E domenica ci sarà Fiorentina-Juventus: "Una partita speciale, ricordo il 3-3 a Firenze in cui feci un gol di testa, cosa rarissima per me. In questo momento manca un pò di fiducia, spero in un risultato positivo. Non dovrebbe essere definita la partita dell'anno però per Firenze è la più importante. Sono sicuro che ci sarà tanto pubblico. Per batterli bisognerà giocare molto bene, è la squadra più forte in Italia ma non solo. I nostri calciatori dovranno rendere al massimo ma ci vorrà anche un pò di fortuna. Io alla Juve? Nel '78 ci fu questa possibilità, ho proferito restare a Firenze. Erano tempi diversi. Baggio esordì con me nel 1987, ha fatto bene a Firenze ed ovunque abbia giocato. Del Piero è un grande giocatore, ha deliziato la Juventus e tutto il calcio italiano. Bernardeschi o Dybala? Sono diversi, forti entrambi e potrebbero giocare anche insieme. Sono fantasisti che a volte da soli possono vincere le partite. La proprietà vuol tenersi stretto Bernardeschi e gli altri grandi giocatori per mantenere questo livello che Firenze merita".
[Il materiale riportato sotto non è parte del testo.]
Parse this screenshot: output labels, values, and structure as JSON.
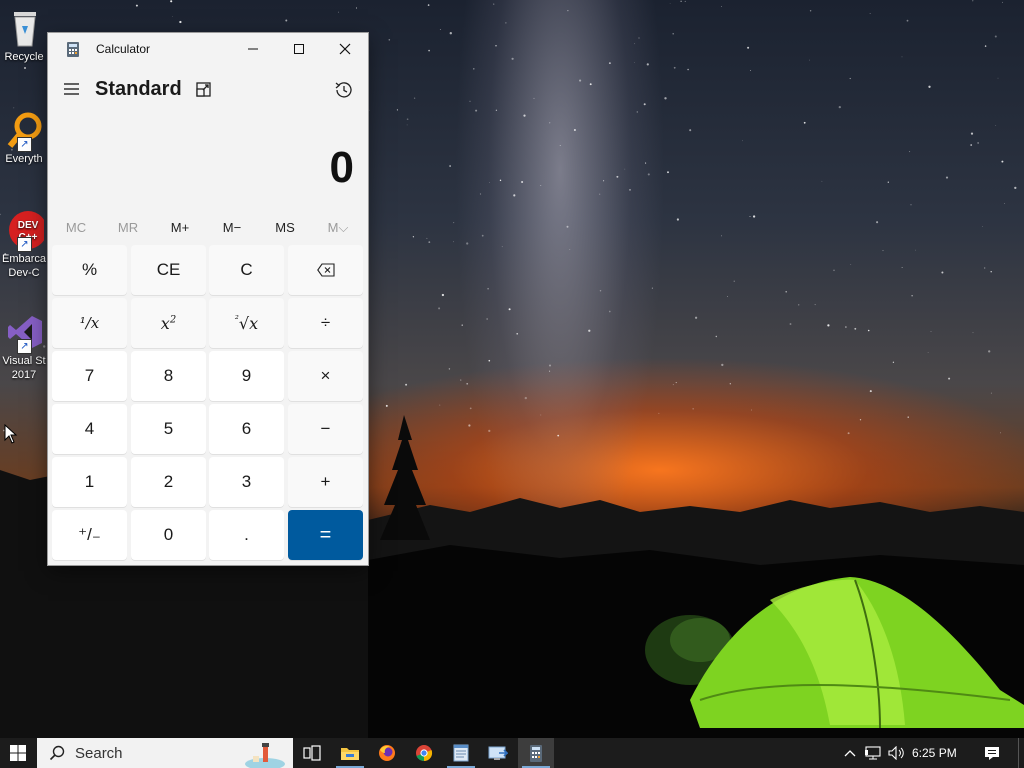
{
  "desktop": {
    "icons": [
      {
        "label": "Recycle",
        "name": "recycle-bin"
      },
      {
        "label": "Everyth",
        "name": "everything"
      },
      {
        "label": "Embarca",
        "label2": "Dev-C",
        "name": "embarcadero-dev-cpp"
      },
      {
        "label": "Visual St",
        "label2": "2017",
        "name": "visual-studio-2017"
      }
    ]
  },
  "calculator": {
    "window_title": "Calculator",
    "mode": "Standard",
    "display": "0",
    "memory": [
      "MC",
      "MR",
      "M+",
      "M−",
      "MS",
      "M⌵"
    ],
    "keys": {
      "percent": "%",
      "ce": "CE",
      "c": "C",
      "backspace": "⌫",
      "reciprocal_num": "¹",
      "reciprocal_x": "x",
      "square_x": "x",
      "square_exp": "2",
      "sqrt_idx": "²",
      "sqrt_x": "x",
      "divide": "÷",
      "seven": "7",
      "eight": "8",
      "nine": "9",
      "multiply": "×",
      "four": "4",
      "five": "5",
      "six": "6",
      "minus": "−",
      "one": "1",
      "two": "2",
      "three": "3",
      "plus": "+",
      "negate": "⁺/₋",
      "zero": "0",
      "decimal": ".",
      "equals": "="
    },
    "accent_color": "#005a9e"
  },
  "taskbar": {
    "search_placeholder": "Search",
    "apps": [
      "task-view",
      "file-explorer",
      "firefox",
      "chrome",
      "notepad",
      "remote-desktop",
      "calculator"
    ],
    "active_app": "calculator",
    "clock": "6:25 PM"
  }
}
E sugli obiettivi: "Lavoriamo su tre fronti, dobbiamo confermarci in Europa per mantenere questo livello. Finale di Europa League? La Fiorentina potrebbe arrivarci ma non è facile, ci sono tante ottime squadre. Mi accontenterei anche della finale di Coppa Italia. Scudetto in 10 anni? Mi auguro di sì. La società lavora per qualcosa di concreto, è ambiziosa".